“Then you can wake me up, dear heart,” he said, “bein’ as you’re sure to be up.”
She shook her head. “You were always up first, sweetheart, but that day you’ll sleep on and I’ll have no power to rouse you—unless, says Isaiah, you ‘look unto me and be saved.’ ‘Dust to dust’—that shows we’re not immortal by nature.”
“But ef it’s comin’ so soon, Oi shan’t be in my grave at all,” he urged anxiously, “and Oi can push into the Tabernacle.”
“No more easy than for wasps to push into the hive. You’ve seen the bees push ’em back.”
“But one or two does get in and Oi reckon Oi’ll take hold o’ your skirt, same as you been readin’ me.”
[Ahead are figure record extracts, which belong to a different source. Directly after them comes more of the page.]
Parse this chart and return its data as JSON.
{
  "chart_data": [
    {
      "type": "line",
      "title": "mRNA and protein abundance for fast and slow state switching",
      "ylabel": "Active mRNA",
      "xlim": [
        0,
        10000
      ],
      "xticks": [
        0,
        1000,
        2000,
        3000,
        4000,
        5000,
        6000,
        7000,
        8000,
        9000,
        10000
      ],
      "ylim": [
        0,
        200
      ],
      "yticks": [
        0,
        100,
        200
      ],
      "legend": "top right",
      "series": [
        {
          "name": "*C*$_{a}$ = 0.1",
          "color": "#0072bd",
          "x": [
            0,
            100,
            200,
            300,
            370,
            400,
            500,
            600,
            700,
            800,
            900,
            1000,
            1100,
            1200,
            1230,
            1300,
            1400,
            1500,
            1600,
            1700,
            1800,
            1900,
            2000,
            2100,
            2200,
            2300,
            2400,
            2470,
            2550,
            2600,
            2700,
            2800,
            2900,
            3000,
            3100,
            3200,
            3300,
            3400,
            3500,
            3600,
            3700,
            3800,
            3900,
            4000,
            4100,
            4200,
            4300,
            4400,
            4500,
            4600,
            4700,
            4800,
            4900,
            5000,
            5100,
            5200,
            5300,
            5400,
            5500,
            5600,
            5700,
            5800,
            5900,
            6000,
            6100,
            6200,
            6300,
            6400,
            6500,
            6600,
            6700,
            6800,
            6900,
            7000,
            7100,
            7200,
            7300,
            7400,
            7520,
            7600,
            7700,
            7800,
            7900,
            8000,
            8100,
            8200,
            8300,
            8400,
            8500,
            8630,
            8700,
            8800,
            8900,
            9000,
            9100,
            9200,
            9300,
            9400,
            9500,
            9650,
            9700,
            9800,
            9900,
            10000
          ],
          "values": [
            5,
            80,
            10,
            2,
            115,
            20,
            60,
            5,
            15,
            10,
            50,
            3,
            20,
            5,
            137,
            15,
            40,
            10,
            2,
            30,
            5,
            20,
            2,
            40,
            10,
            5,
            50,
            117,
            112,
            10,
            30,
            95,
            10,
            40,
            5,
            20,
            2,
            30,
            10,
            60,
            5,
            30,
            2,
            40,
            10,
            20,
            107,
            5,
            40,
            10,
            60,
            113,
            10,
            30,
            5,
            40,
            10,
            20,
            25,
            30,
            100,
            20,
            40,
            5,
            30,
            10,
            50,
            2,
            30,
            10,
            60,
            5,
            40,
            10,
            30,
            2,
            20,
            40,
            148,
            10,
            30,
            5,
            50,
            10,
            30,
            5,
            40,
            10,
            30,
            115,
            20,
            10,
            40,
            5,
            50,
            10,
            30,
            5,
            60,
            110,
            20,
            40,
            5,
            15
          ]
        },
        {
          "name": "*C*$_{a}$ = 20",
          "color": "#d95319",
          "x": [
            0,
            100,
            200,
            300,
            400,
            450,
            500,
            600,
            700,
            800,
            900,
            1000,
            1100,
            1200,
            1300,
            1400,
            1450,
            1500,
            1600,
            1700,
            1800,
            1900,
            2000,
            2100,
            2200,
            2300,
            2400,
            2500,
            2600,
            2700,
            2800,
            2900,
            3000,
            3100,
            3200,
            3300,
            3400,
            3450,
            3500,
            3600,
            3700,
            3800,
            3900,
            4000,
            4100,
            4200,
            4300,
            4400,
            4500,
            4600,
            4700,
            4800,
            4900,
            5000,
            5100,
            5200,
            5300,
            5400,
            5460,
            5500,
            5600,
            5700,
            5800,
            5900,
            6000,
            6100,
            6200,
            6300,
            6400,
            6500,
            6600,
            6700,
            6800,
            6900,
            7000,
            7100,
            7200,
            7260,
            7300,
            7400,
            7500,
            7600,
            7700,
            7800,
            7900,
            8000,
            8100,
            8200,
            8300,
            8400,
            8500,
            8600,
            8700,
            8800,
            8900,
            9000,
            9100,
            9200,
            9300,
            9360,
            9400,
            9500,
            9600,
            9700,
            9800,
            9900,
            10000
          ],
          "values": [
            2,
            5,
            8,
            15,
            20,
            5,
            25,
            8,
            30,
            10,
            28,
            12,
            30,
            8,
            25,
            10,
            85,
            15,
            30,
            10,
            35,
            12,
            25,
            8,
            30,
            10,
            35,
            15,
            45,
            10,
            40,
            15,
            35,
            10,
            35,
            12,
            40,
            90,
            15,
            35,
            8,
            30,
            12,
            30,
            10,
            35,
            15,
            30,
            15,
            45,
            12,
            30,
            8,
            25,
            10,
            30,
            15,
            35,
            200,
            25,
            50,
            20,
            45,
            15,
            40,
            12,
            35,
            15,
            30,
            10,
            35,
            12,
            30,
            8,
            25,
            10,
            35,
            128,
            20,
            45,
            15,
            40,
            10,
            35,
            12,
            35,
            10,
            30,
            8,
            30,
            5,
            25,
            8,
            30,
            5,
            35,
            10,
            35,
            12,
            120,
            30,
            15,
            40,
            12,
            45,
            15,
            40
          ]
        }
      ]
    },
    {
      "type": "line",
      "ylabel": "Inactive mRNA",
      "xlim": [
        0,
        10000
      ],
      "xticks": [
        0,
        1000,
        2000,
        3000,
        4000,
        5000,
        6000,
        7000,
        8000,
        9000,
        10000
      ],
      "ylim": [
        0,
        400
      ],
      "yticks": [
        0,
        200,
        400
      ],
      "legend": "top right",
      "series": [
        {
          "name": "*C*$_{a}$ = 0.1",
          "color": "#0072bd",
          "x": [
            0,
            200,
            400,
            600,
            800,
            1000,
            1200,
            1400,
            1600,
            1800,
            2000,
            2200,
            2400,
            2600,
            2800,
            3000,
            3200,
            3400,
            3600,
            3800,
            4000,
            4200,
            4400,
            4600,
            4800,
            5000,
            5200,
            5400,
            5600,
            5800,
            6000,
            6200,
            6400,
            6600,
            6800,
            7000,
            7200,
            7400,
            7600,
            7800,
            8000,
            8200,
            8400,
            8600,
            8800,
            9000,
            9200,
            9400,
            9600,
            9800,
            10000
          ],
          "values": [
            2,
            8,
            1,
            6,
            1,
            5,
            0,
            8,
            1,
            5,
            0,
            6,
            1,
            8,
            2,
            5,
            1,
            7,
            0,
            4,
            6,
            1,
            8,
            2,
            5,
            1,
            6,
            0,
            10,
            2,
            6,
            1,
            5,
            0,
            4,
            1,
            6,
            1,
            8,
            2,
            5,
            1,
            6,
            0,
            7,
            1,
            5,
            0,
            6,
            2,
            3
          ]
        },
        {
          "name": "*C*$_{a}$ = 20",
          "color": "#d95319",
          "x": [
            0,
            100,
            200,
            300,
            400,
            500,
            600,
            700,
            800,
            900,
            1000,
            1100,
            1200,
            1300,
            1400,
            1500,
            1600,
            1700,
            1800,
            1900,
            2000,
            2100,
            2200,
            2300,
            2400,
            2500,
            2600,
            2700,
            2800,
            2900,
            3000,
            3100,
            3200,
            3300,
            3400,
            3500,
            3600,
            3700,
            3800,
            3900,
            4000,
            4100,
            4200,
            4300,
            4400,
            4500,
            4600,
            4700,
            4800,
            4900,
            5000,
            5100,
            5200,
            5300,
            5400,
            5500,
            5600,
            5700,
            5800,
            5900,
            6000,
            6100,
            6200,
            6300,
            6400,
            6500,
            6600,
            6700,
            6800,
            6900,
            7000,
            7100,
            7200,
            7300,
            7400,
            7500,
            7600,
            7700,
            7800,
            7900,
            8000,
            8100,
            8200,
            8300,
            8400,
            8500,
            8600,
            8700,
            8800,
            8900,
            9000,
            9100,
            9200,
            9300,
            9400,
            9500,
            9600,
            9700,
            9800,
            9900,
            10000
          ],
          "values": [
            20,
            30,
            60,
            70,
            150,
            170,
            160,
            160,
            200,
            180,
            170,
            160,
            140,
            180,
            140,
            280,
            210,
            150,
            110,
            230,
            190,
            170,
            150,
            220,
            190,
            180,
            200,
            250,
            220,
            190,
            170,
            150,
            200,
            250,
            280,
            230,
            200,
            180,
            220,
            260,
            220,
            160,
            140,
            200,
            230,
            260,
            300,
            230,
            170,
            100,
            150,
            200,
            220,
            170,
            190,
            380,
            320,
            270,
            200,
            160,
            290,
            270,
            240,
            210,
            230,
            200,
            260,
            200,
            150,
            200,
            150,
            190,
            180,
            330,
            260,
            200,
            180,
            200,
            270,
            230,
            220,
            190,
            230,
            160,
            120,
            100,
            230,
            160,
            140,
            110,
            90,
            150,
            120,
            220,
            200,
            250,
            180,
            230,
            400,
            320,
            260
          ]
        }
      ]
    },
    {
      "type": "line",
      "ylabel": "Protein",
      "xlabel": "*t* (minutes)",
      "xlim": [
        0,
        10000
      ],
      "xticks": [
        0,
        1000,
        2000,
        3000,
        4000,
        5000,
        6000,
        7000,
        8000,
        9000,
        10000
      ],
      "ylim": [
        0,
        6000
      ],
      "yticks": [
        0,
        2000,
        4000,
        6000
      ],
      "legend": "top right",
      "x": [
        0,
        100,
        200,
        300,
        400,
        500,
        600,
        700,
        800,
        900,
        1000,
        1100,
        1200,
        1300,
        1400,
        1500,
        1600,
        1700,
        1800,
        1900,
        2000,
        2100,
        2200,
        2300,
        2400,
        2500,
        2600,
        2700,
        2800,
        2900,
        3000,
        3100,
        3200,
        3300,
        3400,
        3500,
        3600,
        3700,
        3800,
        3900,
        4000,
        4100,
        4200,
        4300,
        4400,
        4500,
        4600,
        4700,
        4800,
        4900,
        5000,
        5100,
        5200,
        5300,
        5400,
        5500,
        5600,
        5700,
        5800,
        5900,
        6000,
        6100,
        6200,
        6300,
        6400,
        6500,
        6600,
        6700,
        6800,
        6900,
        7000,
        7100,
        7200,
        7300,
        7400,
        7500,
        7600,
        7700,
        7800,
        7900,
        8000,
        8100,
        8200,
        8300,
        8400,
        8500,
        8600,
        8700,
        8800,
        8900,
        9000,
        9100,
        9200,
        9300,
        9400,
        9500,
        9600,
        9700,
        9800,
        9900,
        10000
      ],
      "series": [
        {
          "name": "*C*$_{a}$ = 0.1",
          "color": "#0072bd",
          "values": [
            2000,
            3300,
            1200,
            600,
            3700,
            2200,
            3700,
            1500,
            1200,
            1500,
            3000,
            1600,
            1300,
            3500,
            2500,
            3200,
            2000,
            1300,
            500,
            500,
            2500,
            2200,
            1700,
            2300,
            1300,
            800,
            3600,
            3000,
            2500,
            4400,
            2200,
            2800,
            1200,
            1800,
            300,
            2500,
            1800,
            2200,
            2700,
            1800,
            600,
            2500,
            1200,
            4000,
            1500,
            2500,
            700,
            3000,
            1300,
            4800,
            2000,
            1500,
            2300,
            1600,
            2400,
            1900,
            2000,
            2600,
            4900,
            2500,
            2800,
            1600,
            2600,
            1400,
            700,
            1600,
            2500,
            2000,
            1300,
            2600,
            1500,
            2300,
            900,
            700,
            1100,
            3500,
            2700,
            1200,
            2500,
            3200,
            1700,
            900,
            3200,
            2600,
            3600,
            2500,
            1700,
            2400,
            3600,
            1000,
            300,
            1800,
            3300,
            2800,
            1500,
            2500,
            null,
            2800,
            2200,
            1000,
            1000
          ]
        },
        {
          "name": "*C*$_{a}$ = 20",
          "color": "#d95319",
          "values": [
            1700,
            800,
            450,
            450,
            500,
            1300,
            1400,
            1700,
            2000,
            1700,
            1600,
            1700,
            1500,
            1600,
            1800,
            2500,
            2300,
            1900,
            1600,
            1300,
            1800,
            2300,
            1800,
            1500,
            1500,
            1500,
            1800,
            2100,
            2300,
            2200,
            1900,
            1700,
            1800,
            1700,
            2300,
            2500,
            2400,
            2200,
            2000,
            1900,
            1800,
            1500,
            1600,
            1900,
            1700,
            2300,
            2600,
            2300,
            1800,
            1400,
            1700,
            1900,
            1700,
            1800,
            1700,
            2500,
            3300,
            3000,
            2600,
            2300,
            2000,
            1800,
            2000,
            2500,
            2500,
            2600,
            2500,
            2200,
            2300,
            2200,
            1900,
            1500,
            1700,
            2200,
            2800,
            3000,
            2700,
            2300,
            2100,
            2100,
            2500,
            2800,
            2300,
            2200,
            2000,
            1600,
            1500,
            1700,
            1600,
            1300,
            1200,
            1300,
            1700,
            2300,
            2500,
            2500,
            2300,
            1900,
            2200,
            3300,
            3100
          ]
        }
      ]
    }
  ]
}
“I read you there’ll be ten men to take hold of it,” she said.
“Nine other men!” he cried angrily. “But they won’t have no right to take hold o’ my wife’s skirt.”
“That’s what Zechariah says—‘ten men of all languages.’ ”
Caleb’s gloom relaxed. “He was thinkin’ o’ Che’msford and sech-like great places full o’ furriners,” he said decisively. “Here there’s onny Master Peartree, and the shepherd ain’t a Goloiath. Oi’ll soon get riddy o’ him, happen he don’t hook hisself to you with his crook.”
“But I’ll pull in Will too,” said Martha.